P.S. I know we're not supposed to say it, but congrats woman on losing 25 pounds. I do well to lose 5-6. You'll have to share your diet secrets.

At 1/25/2008 11:15 AM, Blogger Melanie Goldmund said...

Oh, wow, excellent! I lost a few pounds last fall, and nobody noticed either. Or that I gained them back later.

Do you ever think there should be a new verse in that song about "the blind can see, the lame man can walk again, when they know that someone cares?" Something about being able to shed weight and keep it off when we know that someone notices, someone cares?

I sent you an e-mail on Saturday, but I don't think you got it. Maybe I'm disappearing, too. *looks down at stomach* If only certain parts would go first.

At 1/25/2008 12:43 PM, Blogger Tristi Pinkston said...

Kerry, you could never be invisible regardless of whatever size you are. Your personality and heart and spirit make you shine wherever you are -- not to mention how pretty you are.

That said, way to go on the weight loss!!

At 1/25/2008 12:50 PM, Anonymous Jennie Hansen said...

Great column, Kerry, and oh so true. More than that I won't say since it hits too close to home. By the way, I like a few ellipses and an occasional ly word. They're effective and natural if not overdone.

At 1/25/2008 1:11 PM, Blogger Stephanie Humphreys said...

Great thoughts. I hate the thought of becoming invisible, but at the same time, if it means I can eat more chocolate, maybe there is some good in it.

At 1/25/2008 7:08 PM, Blogger Annette Lyon said...

I like what Stephanie Hymphreys said--any excuse for greater chocolate consumption is a good thing.

Congrats on your success, Kerry. You'll never be invisible to us. :)

At 1/26/2008 1:51 AM, Blogger Melanie Goldmund said...

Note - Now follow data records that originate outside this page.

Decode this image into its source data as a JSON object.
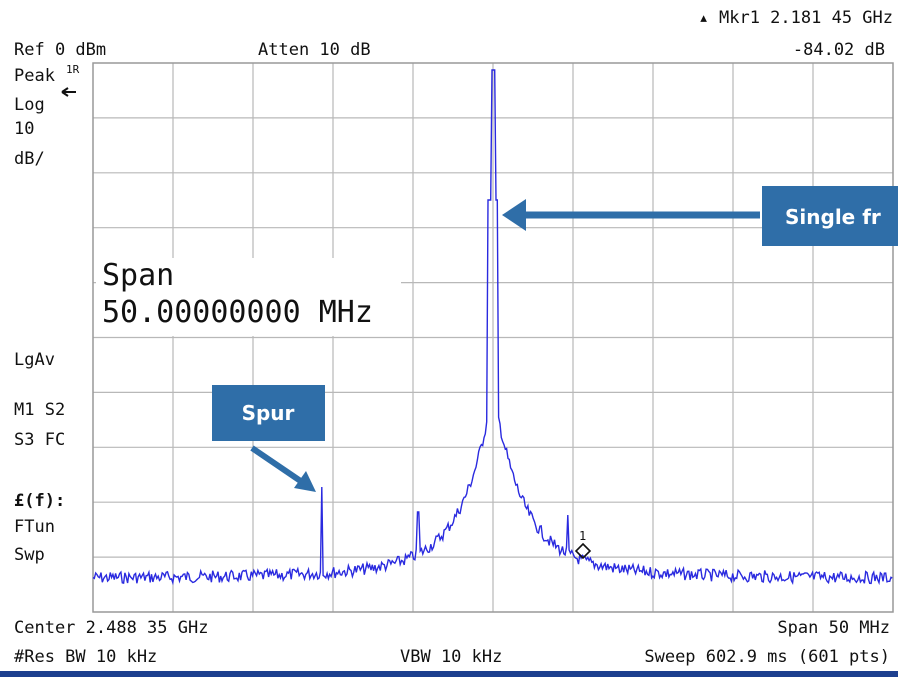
{
  "header": {
    "marker": "▴ Mkr1  2.181 45 GHz",
    "ref": "Ref 0 dBm",
    "atten": "Atten 10 dB",
    "delta": "-84.02 dB"
  },
  "sidebar": {
    "peak": "Peak",
    "trace": "1R",
    "log": "Log",
    "scale": "10",
    "unit": "dB/",
    "avg": "LgAv",
    "m1": "M1  S2",
    "s3": "S3  FC",
    "func": "£(f):",
    "ftun": "FTun",
    "swp": "Swp"
  },
  "overlay": {
    "label": "Span",
    "value": "50.00000000 MHz"
  },
  "marker_label": "1",
  "callouts": {
    "main": "Single fr",
    "spur": "Spur"
  },
  "footer": {
    "center": "Center 2.488 35 GHz",
    "span": "Span 50 MHz",
    "rbw": "#Res BW 10 kHz",
    "vbw": "VBW 10 kHz",
    "sweep": "Sweep 602.9 ms (601 pts)"
  }
}
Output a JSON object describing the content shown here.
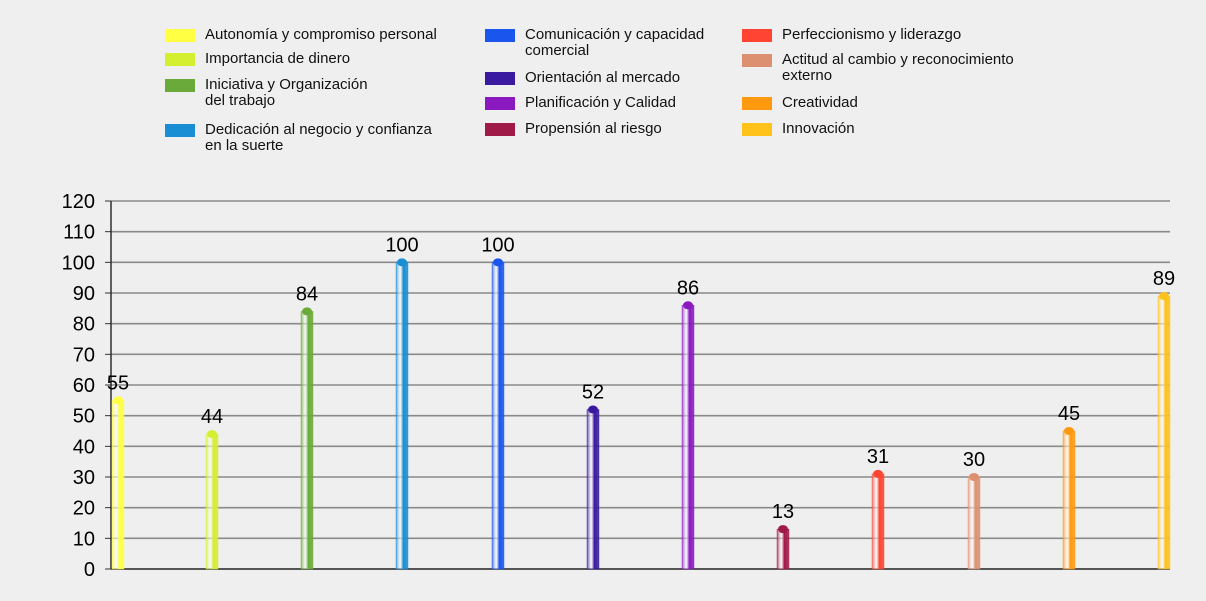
{
  "chart_data": {
    "type": "bar",
    "title": "",
    "xlabel": "",
    "ylabel": "",
    "ylim": [
      0,
      120
    ],
    "yticks": [
      0,
      10,
      20,
      30,
      40,
      50,
      60,
      70,
      80,
      90,
      100,
      110,
      120
    ],
    "grid": true,
    "legend_position": "top",
    "categories": [
      "Autonomía y compromiso personal",
      "Importancia de dinero",
      "Iniciativa y Organización\ndel trabajo",
      "Dedicación al negocio y confianza\nen la suerte",
      "Comunicación y capacidad\ncomercial",
      "Orientación al mercado",
      "Planificación y Calidad",
      "Propensión al riesgo",
      "Perfeccionismo y liderazgo",
      "Actitud al cambio y reconocimiento\nexterno",
      "Creatividad",
      "Innovación"
    ],
    "values": [
      55,
      44,
      84,
      100,
      100,
      52,
      86,
      13,
      31,
      30,
      45,
      89
    ],
    "colors": [
      "#ffff44",
      "#d4ee30",
      "#6aaa3a",
      "#1a8ed4",
      "#1a55ee",
      "#3a1a9e",
      "#8a1ac0",
      "#a01a48",
      "#ff4433",
      "#dd9070",
      "#ff9a10",
      "#ffc21a"
    ]
  }
}
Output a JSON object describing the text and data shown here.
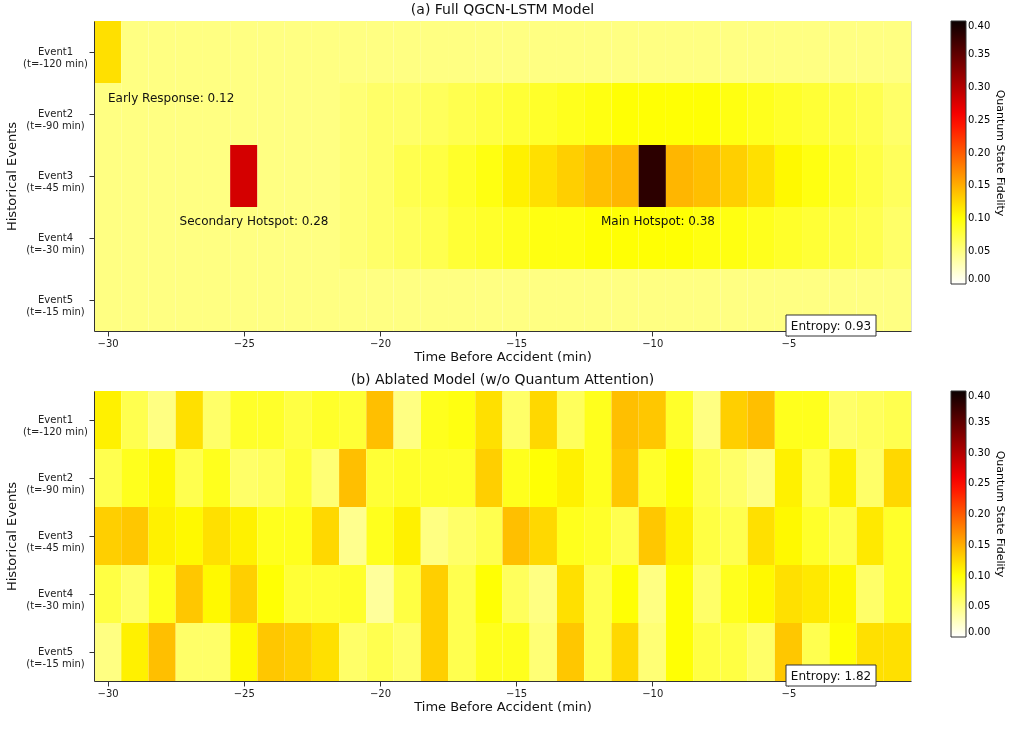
{
  "chart_data": [
    {
      "type": "heatmap",
      "title": "(a) Full QGCN-LSTM Model",
      "xlabel": "Time Before Accident (min)",
      "ylabel": "Historical Events",
      "clabel": "Quantum State Fidelity",
      "x": [
        -30,
        -29,
        -28,
        -27,
        -26,
        -25,
        -24,
        -23,
        -22,
        -21,
        -20,
        -19,
        -18,
        -17,
        -16,
        -15,
        -14,
        -13,
        -12,
        -11,
        -10,
        -9,
        -8,
        -7,
        -6,
        -5,
        -4,
        -3,
        -2,
        -1
      ],
      "xlim": [
        -30.5,
        -0.5
      ],
      "xticks": [
        -30,
        -25,
        -20,
        -15,
        -10,
        -5
      ],
      "y_categories": [
        "Event1\n(t=-120 min)",
        "Event2\n(t=-90 min)",
        "Event3\n(t=-45 min)",
        "Event4\n(t=-30 min)",
        "Event5\n(t=-15 min)"
      ],
      "cells": [
        [
          0.12,
          0.05,
          0.05,
          0.05,
          0.05,
          0.05,
          0.05,
          0.05,
          0.05,
          0.05,
          0.05,
          0.05,
          0.05,
          0.05,
          0.05,
          0.05,
          0.05,
          0.05,
          0.05,
          0.05,
          0.05,
          0.05,
          0.05,
          0.05,
          0.05,
          0.05,
          0.05,
          0.05,
          0.05,
          0.05
        ],
        [
          0.05,
          0.05,
          0.05,
          0.05,
          0.05,
          0.05,
          0.05,
          0.05,
          0.05,
          0.055,
          0.06,
          0.06,
          0.065,
          0.07,
          0.075,
          0.08,
          0.085,
          0.09,
          0.095,
          0.1,
          0.1,
          0.1,
          0.1,
          0.095,
          0.09,
          0.085,
          0.08,
          0.075,
          0.07,
          0.06
        ],
        [
          0.05,
          0.05,
          0.05,
          0.05,
          0.05,
          0.28,
          0.05,
          0.05,
          0.05,
          0.055,
          0.06,
          0.07,
          0.075,
          0.085,
          0.095,
          0.11,
          0.12,
          0.13,
          0.14,
          0.145,
          0.38,
          0.145,
          0.14,
          0.13,
          0.12,
          0.105,
          0.095,
          0.085,
          0.075,
          0.065
        ],
        [
          0.05,
          0.05,
          0.05,
          0.05,
          0.05,
          0.05,
          0.05,
          0.05,
          0.05,
          0.055,
          0.06,
          0.065,
          0.07,
          0.08,
          0.085,
          0.09,
          0.095,
          0.095,
          0.1,
          0.1,
          0.1,
          0.1,
          0.095,
          0.095,
          0.09,
          0.085,
          0.08,
          0.075,
          0.07,
          0.06
        ],
        [
          0.05,
          0.05,
          0.05,
          0.05,
          0.05,
          0.05,
          0.05,
          0.05,
          0.05,
          0.05,
          0.05,
          0.05,
          0.05,
          0.05,
          0.05,
          0.05,
          0.05,
          0.05,
          0.05,
          0.05,
          0.05,
          0.05,
          0.05,
          0.05,
          0.05,
          0.05,
          0.05,
          0.05,
          0.05,
          0.05
        ]
      ],
      "clim": [
        0,
        0.4
      ],
      "cticks": [
        {
          "value": 0,
          "label": "0.00"
        },
        {
          "value": 0.05,
          "label": "0.05"
        },
        {
          "value": 0.1,
          "label": "0.10"
        },
        {
          "value": 0.15,
          "label": "0.15"
        },
        {
          "value": 0.2,
          "label": "0.20"
        },
        {
          "value": 0.25,
          "label": "0.25"
        },
        {
          "value": 0.3,
          "label": "0.30"
        },
        {
          "value": 0.35,
          "label": "0.35"
        },
        {
          "value": 0.4,
          "label": "0.40"
        }
      ],
      "annotations": [
        "Early Response: 0.12",
        "Secondary Hotspot: 0.28",
        "Main Hotspot: 0.38",
        "Entropy: 0.93"
      ]
    },
    {
      "type": "heatmap",
      "title": "(b) Ablated Model (w/o Quantum Attention)",
      "xlabel": "Time Before Accident (min)",
      "ylabel": "Historical Events",
      "clabel": "Quantum State Fidelity",
      "x": [
        -30,
        -29,
        -28,
        -27,
        -26,
        -25,
        -24,
        -23,
        -22,
        -21,
        -20,
        -19,
        -18,
        -17,
        -16,
        -15,
        -14,
        -13,
        -12,
        -11,
        -10,
        -9,
        -8,
        -7,
        -6,
        -5,
        -4,
        -3,
        -2,
        -1
      ],
      "xlim": [
        -30.5,
        -0.5
      ],
      "xticks": [
        -30,
        -25,
        -20,
        -15,
        -10,
        -5
      ],
      "y_categories": [
        "Event1\n(t=-120 min)",
        "Event2\n(t=-90 min)",
        "Event3\n(t=-45 min)",
        "Event4\n(t=-30 min)",
        "Event5\n(t=-15 min)"
      ],
      "cells": [
        [
          0.11,
          0.07,
          0.05,
          0.12,
          0.06,
          0.085,
          0.085,
          0.075,
          0.085,
          0.08,
          0.14,
          0.05,
          0.09,
          0.095,
          0.12,
          0.06,
          0.125,
          0.065,
          0.09,
          0.14,
          0.135,
          0.085,
          0.05,
          0.13,
          0.14,
          0.09,
          0.09,
          0.06,
          0.065,
          0.07
        ],
        [
          0.07,
          0.09,
          0.105,
          0.07,
          0.09,
          0.06,
          0.065,
          0.08,
          0.055,
          0.14,
          0.08,
          0.085,
          0.085,
          0.085,
          0.13,
          0.09,
          0.1,
          0.11,
          0.09,
          0.135,
          0.085,
          0.1,
          0.07,
          0.06,
          0.05,
          0.11,
          0.07,
          0.11,
          0.06,
          0.125
        ],
        [
          0.13,
          0.135,
          0.11,
          0.105,
          0.12,
          0.11,
          0.09,
          0.09,
          0.125,
          0.045,
          0.09,
          0.11,
          0.05,
          0.06,
          0.07,
          0.14,
          0.125,
          0.09,
          0.085,
          0.07,
          0.135,
          0.11,
          0.075,
          0.07,
          0.12,
          0.105,
          0.085,
          0.07,
          0.115,
          0.085
        ],
        [
          0.075,
          0.06,
          0.09,
          0.135,
          0.105,
          0.13,
          0.1,
          0.08,
          0.08,
          0.085,
          0.04,
          0.075,
          0.13,
          0.07,
          0.1,
          0.065,
          0.05,
          0.12,
          0.07,
          0.1,
          0.05,
          0.1,
          0.06,
          0.09,
          0.105,
          0.12,
          0.115,
          0.105,
          0.06,
          0.085
        ],
        [
          0.05,
          0.11,
          0.14,
          0.06,
          0.06,
          0.105,
          0.135,
          0.13,
          0.12,
          0.06,
          0.07,
          0.06,
          0.13,
          0.07,
          0.09,
          0.09,
          0.055,
          0.135,
          0.07,
          0.125,
          0.055,
          0.1,
          0.075,
          0.075,
          0.06,
          0.135,
          0.07,
          0.1,
          0.12,
          0.12
        ]
      ],
      "clim": [
        0,
        0.4
      ],
      "cticks": [
        {
          "value": 0,
          "label": "0.00"
        },
        {
          "value": 0.05,
          "label": "0.05"
        },
        {
          "value": 0.1,
          "label": "0.10"
        },
        {
          "value": 0.15,
          "label": "0.15"
        },
        {
          "value": 0.2,
          "label": "0.20"
        },
        {
          "value": 0.25,
          "label": "0.25"
        },
        {
          "value": 0.3,
          "label": "0.30"
        },
        {
          "value": 0.35,
          "label": "0.35"
        },
        {
          "value": 0.4,
          "label": "0.40"
        }
      ],
      "annotations": [
        "Entropy: 1.82"
      ]
    }
  ]
}
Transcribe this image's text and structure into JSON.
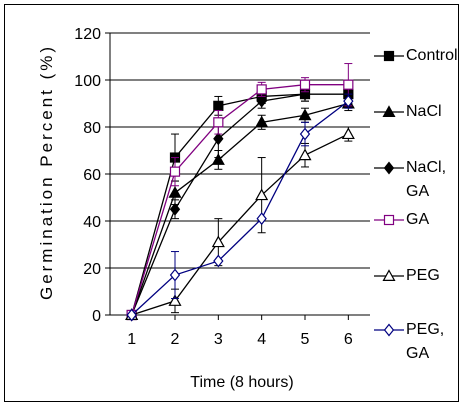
{
  "chart_data": {
    "type": "line",
    "title": "",
    "xlabel": "Time (8 hours)",
    "ylabel": "Germination Percent (%)",
    "x": [
      1,
      2,
      3,
      4,
      5,
      6
    ],
    "ylim": [
      0,
      120
    ],
    "yticks": [
      0,
      20,
      40,
      60,
      80,
      100,
      120
    ],
    "grid": true,
    "legend_position": "right",
    "series": [
      {
        "name": "Control",
        "values": [
          0,
          67,
          89,
          93,
          94,
          94
        ],
        "errors": [
          0,
          10,
          4,
          3,
          3,
          4
        ],
        "marker": "filled-square",
        "color": "#000000"
      },
      {
        "name": "NaCl",
        "values": [
          0,
          52,
          66,
          82,
          85,
          90
        ],
        "errors": [
          0,
          5,
          4,
          3,
          3,
          3
        ],
        "marker": "filled-triangle",
        "color": "#000000"
      },
      {
        "name": "NaCl,\nGA",
        "values": [
          0,
          45,
          75,
          91,
          94,
          94
        ],
        "errors": [
          0,
          4,
          8,
          3,
          3,
          3
        ],
        "marker": "filled-diamond",
        "color": "#000000"
      },
      {
        "name": "GA",
        "values": [
          0,
          61,
          82,
          96,
          98,
          98
        ],
        "errors": [
          0,
          6,
          5,
          3,
          3,
          9
        ],
        "marker": "open-square",
        "color": "#800080"
      },
      {
        "name": "PEG",
        "values": [
          0,
          6,
          31,
          51,
          68,
          77
        ],
        "errors": [
          0,
          5,
          10,
          16,
          5,
          3
        ],
        "marker": "open-triangle",
        "color": "#000000"
      },
      {
        "name": "PEG,\nGA",
        "values": [
          0,
          17,
          23,
          41,
          77,
          91
        ],
        "errors": [
          0,
          10,
          0,
          0,
          5,
          3
        ],
        "marker": "open-diamond",
        "color": "#000080"
      }
    ]
  }
}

This comment has been removed by the author.

At 1/26/2008 2:41 PM, Blogger Rebecca Talley said...

I love it when my kids talk about how "hot" Johnny Depp is or George Clooney and I remind them they are in my age range and my kids say, "They're not that old." Yep, invisible.

Woo hoo for the weight loss!! Do tell your secret. 25 lbs is fabulous!

At 1/26/2008 6:36 PM, Anonymous Anonymous said...

I'm not the mono-dimensional editor Kerry Lynn would have you believe. There are numbere of things I edit when rewriting beyond ly adverbs. Repetition, recurring duplication, and redundancies.

At 1/28/2008 3:34 AM, Blogger Melanie Goldmund said...

This comment has been removed by the author.

At 1/29/2008 11:16 PM, Blogger Nancy said...

Kerry, Kerry, I am laughing!! I just now saw this post (I'm a little slow, sometimes), and I think you are absolutely so stinkin' funny. I cannot wait for that book of yours to come out.

And as for invisible- I realized I'd been trying to stay young and visible by leaving my hair long. When I cut it, my husband said, "Well, you don't look like you're stuck between college and motherhood anymore."


And my 12 year old said, "Wow, we look rich!"

Again- hmm.

Not quite sure what to make of it all, I'm still trying to sort it out, but I related so well to all you said.